SLO judge’s actions show disorder in the court

San Luis Obispo County Superior Court Judge John Trice presides over a hearing in November 2014.
San Luis Obispo County Superior Court Judge John Trice presides over a hearing in November 2014. ldickinson@thetribunenews.com

Who knew? Judges are people too

All this time we thought they were above the fray, and now it turns out that some judges can be super petty and immature, just like us! What a relief!

We’re talking, of course, about the judicial disharmony involving Superior Court Judge John Trice, who’s been accused of misconduct. Among other claims forwarded to the Commission on Judicial Performance, Trice is alleged to have sent an inappropriate email to former Presiding Judge Dodie Harman, who had been inquiring about Trice’s whereabouts.

“I don’t appreciate you checking up on me …” Trice wrote in response. “I would hope you and your pals upstairs would have better things to do with your time as Superior Court Judges than keeping a journal on another Judge’s comings and goings.”

He went on to tell Harman to “get a life” and closed with this sarcastic riposte: “Have a really nice night.”


We’ll leave it to the Commission on Judicial Performance to get the case sorted out, though we’ve got to say it seems like a stretch to bother the commission with such a minor matter.

Before we move on, though, we feel duty-bound to inquire: Could the “delete” and “send” keys on Judge Trice’s keyboard have gotten switched?

If not, sorry, your honor, but for failing to follow the basic rules of netiquette, you earn a rap of the gavel and a briefcase of brickbats.

Thanks, SLO, for making cycling safer

A bouquet of yellow roses to all who had a hand in securing a $3.2 million grant to help complete a bike path in San Luis Obispo, which will eventually extend from Cal Poly to the south end of the city. The grant will pay for a key segment of the path, which runs along the railroad tracks.
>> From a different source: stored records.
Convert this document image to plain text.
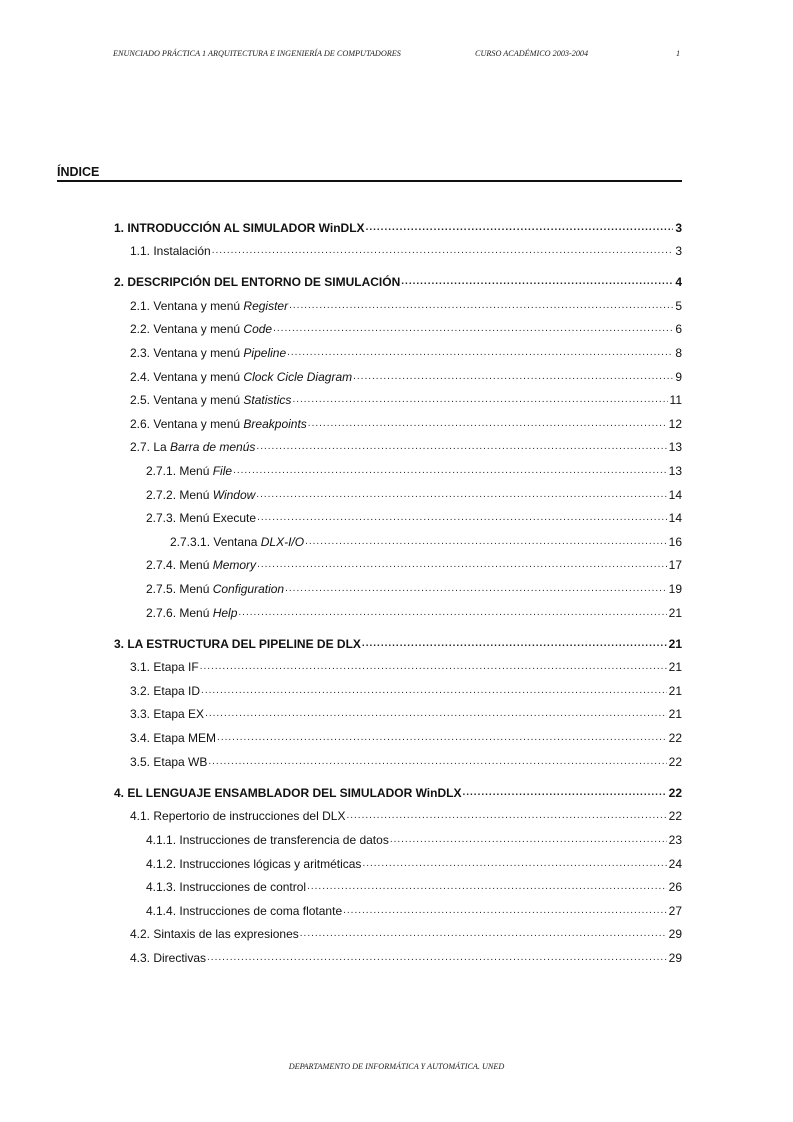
ENUNCIADO PRÁCTICA 1 ARQUITECTURA E INGENIERÍA DE COMPUTADORES	CURSO ACADÉMICO 2003-2004	1
ÍNDICE
1. INTRODUCCIÓN AL SIMULADOR WinDLX .....	3
1.1. Instalación .....	3
2. DESCRIPCIÓN DEL ENTORNO DE SIMULACIÓN .....	4
2.1. Ventana y menú Register .....	5
2.2. Ventana y menú Code .....	6
2.3. Ventana y menú Pipeline .....	8
2.4. Ventana y menú Clock Cicle Diagram .....	9
2.5. Ventana y menú Statistics .....	11
2.6. Ventana y menú Breakpoints .....	12
2.7. La Barra de menús .....	13
2.7.1. Menú File .....	13
2.7.2. Menú Window .....	14
2.7.3. Menú Execute .....	14
2.7.3.1. Ventana DLX-I/O .....	16
2.7.4. Menú Memory .....	17
2.7.5. Menú Configuration .....	19
2.7.6. Menú Help .....	21
3. LA ESTRUCTURA DEL PIPELINE DE DLX .....	21
3.1. Etapa IF .....	21
3.2. Etapa ID .....	21
3.3. Etapa EX .....	21
3.4. Etapa MEM .....	22
3.5. Etapa WB .....	22
4. EL LENGUAJE ENSAMBLADOR DEL SIMULADOR WinDLX .....	22
4.1. Repertorio de instrucciones del DLX .....	22
4.1.1. Instrucciones de transferencia de datos .....	23
4.1.2. Instrucciones lógicas y aritméticas .....	24
4.1.3. Instrucciones de control .....	26
4.1.4. Instrucciones de coma flotante .....	27
4.2. Sintaxis de las expresiones .....	29
4.3. Directivas .....	29
DEPARTAMENTO DE INFORMÁTICA Y AUTOMÁTICA. UNED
We especially like the fact that the Railroad Safety Trail is a full-fledged bike and pedestrian path, completely separate from traffic.

Given the growing popularity of cycling, it’s critical to provide safer bike routes throughout the county. Many of our local roadways weren’t built to accommodate multiple cars and bikes, and sticking up some cautionary “share the road” signs won’t turn highways with the narrowest of shoulders into safe places for cyclists.

Throwing out the razor for a good cause

We toss burly bouquets of bearded irises to all those guys out there participating in No Shave November, or Movember (a combo of “mo” for moustache and “vember” for November).

The rules are relatively simple: Men start the month of November clean shaven — they’re supposed to take a “before” picture for documentation — then forgo shaving for the entire month. (Trimming is OK.)

Women who want to participate can stop shaving their legs. Though, come on, who shaves their legs in November anyway?

At any rate, at the end of the month, participants take an “after” picture for family, friends and social media. On Dec. 1, the razors can come out of hibernation — or not, depending on the results.

So how did this movement get started?

We found the most definitive answer on the ABC news website, which says “Movember” began in Australia in 2003, to raise awareness of prostate and testicular cancers.

“No-Shave November is a different organization that encourages people to donate what they would otherwise spend on hair grooming to the American Cancer Society. Instead of being ‘all about the mustache,’ this group is a little more anything goes,” says ABC.

In other words, there is a serious side to these no-shave shenanigans: to raise awareness for cancer and other men’s health issues, and to encourage donations to cancer research or other health-related causes.

So whether you’re participating in Movember or No Shave November — or both — we like your style, no matter how good (or bad) your beard winds up looking.